Erik Fromm fa una distinzione tra autorità e autorevolezza: è autoritario chi esercita il potere in
modo disumano; è autorevole chi lo esercita in modo umano. Un’educazione autoritaria è di tipo
DIRETTIVO, con l’abuso di potere che non tiene conto delle necessità dell’essere, non c’è una
relazione paritaria, ma GERARCHICA. L’educazione autorevole cerca una circolarità
comunicativa tra le parti in gioco, c’è una condivisione. Quando un’educazione è autoritaria è
possibile che inibisca le reali capacità del bambino e che provochi una reazione VIOLENTA
dell’educando. Si viene a creare quella che Alice Miller chiama la CATENA GENERAZIONALE
DELLA SOFFERENZA: i modelli educativi sbagliati si ripetono da genitore a figlio, perché non
conosco altre possibilità educative. Se l’educazione è autoritaria è difficile che il naturale processo
auto-regolativo possa realizzarsi, perché subirà prima un’inibizione e poi una deviazione.
Quindi la soluzione pedagogica quale potrebbe essere se l’obiettivo che ci poniamo è che il
bambino si regoli da sé?
- Innanzitutto è importante dare un ESEMPIO POSITIVO DI SE STESSI.
- Bisogna ACCETTARE LA NATURALE CICLICITA’ dei processi di crescita del bambino,
accettare che ha i suoi momenti di crisi e i suoi momenti di stabilità, SENZA INIBIRLI.
- Bisogna utilizzare la “TECNICA DEL NON FARE”: meno si fa, meglio funziona il sistema.
Non significa non fare nulla, non significa credere nello “spontaneismo” che invece non è
affatto funzionale.
La norma si scontra con il gioco (“ludus”), il normativo è antitetico a quello che è ludico/ludiforme?

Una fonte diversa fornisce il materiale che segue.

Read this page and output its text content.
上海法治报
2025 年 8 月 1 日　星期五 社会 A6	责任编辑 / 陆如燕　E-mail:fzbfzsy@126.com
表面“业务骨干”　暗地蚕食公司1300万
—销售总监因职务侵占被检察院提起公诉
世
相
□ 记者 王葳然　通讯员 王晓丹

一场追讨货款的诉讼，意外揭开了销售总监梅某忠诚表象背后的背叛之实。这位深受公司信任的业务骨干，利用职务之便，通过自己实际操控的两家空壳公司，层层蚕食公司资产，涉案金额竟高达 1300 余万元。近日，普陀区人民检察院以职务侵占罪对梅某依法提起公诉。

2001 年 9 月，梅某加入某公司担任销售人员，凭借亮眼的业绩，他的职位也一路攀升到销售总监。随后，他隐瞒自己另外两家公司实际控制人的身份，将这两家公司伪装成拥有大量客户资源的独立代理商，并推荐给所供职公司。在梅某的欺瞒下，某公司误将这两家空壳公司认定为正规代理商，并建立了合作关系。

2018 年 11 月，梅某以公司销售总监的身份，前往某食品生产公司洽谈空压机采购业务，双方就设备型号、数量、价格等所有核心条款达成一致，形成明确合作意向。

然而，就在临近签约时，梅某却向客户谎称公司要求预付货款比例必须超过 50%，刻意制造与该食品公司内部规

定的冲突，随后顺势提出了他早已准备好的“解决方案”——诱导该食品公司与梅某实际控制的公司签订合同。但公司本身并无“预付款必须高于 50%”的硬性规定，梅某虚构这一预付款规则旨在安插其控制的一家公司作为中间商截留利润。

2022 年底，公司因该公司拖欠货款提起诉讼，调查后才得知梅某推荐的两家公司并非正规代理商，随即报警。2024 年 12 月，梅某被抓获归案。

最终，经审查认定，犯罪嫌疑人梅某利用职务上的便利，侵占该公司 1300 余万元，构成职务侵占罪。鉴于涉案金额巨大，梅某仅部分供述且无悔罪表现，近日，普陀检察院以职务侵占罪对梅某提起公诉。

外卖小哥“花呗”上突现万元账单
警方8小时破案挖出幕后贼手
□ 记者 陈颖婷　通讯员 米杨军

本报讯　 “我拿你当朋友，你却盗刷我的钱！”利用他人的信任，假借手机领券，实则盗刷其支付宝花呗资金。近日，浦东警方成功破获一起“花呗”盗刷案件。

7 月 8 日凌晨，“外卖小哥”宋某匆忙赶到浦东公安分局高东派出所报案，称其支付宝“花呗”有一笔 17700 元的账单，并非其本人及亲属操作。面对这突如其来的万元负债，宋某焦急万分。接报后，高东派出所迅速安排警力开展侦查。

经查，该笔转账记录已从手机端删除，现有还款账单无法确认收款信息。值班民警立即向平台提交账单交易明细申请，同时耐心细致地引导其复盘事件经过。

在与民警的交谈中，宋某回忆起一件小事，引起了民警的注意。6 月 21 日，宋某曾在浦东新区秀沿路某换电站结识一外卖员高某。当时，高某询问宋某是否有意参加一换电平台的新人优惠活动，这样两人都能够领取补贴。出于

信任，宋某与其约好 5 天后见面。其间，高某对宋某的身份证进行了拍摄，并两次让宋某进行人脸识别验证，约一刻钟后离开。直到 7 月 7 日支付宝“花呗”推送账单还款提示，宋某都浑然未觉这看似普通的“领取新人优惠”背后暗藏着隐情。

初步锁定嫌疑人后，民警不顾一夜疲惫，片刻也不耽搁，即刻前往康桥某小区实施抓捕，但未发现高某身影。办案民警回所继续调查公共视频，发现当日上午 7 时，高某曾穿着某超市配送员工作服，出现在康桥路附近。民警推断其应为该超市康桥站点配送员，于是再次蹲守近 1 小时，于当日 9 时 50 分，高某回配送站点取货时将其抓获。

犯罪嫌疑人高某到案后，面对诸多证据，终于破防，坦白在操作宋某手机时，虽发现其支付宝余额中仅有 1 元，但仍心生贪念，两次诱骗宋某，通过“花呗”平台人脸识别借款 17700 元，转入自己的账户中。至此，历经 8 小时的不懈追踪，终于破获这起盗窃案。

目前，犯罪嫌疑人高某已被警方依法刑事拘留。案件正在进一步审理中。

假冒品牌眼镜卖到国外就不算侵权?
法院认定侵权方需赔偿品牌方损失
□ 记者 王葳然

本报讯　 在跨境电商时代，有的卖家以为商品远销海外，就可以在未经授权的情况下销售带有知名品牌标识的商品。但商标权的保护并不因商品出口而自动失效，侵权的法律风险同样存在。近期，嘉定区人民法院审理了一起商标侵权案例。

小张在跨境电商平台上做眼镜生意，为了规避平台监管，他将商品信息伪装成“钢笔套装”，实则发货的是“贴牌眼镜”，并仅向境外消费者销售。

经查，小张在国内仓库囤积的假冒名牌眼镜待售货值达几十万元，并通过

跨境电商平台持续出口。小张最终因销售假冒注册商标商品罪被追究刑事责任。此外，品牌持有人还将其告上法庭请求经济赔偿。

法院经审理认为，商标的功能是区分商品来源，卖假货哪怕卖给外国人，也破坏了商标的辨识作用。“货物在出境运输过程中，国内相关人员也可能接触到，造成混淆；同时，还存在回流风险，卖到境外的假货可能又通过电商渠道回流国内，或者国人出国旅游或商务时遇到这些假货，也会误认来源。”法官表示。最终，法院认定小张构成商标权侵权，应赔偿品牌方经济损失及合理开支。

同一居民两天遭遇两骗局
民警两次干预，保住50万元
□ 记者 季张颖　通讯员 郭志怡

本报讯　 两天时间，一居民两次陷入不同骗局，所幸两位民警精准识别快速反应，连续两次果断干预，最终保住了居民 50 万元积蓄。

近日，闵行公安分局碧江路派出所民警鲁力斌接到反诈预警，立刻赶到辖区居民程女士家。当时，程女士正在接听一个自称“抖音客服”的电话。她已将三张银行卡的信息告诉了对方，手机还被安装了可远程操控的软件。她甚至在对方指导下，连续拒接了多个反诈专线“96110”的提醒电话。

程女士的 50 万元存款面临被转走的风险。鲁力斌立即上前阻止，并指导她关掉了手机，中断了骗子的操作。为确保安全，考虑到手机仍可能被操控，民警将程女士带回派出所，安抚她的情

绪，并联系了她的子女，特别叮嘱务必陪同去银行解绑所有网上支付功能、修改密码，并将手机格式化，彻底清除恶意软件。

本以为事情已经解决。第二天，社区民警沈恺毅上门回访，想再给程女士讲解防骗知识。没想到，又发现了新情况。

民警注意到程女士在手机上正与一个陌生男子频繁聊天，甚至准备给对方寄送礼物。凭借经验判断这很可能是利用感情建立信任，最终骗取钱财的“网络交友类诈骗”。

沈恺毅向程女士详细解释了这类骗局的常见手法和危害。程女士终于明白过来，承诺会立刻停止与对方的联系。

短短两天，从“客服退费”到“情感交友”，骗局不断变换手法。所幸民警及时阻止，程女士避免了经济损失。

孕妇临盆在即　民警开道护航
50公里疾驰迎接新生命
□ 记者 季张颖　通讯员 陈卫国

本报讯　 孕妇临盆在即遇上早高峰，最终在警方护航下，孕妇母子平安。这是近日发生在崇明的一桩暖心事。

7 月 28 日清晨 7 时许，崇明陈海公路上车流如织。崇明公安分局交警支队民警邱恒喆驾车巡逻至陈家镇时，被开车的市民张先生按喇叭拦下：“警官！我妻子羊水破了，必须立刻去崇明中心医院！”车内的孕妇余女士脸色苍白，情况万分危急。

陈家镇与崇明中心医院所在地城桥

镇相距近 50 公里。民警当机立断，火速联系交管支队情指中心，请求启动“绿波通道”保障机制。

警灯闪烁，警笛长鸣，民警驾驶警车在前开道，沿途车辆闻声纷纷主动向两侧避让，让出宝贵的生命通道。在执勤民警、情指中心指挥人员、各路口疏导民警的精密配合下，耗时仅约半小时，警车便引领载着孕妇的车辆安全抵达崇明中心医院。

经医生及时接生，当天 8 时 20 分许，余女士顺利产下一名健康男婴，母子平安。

No! Perché anche il gioco è costituito da delle norme. Nei contesti scolastici tradizionali NON SI
TIENE CONTO DELL’INTELLIGENZA CORPOREO-CINESTETICA, mentre il bambino avrebbe
bisogno di fare esperienza diretta attraverso il proprio corpo. I bambini si sentono come incatenati
in questa situazione e spesso non vedono l’ora di uscire dalla classe per potersi sfogare. Quindi
come si può fare? Per esempio si potrebbe dare importanza alla SCUOLA LABORATORIALE.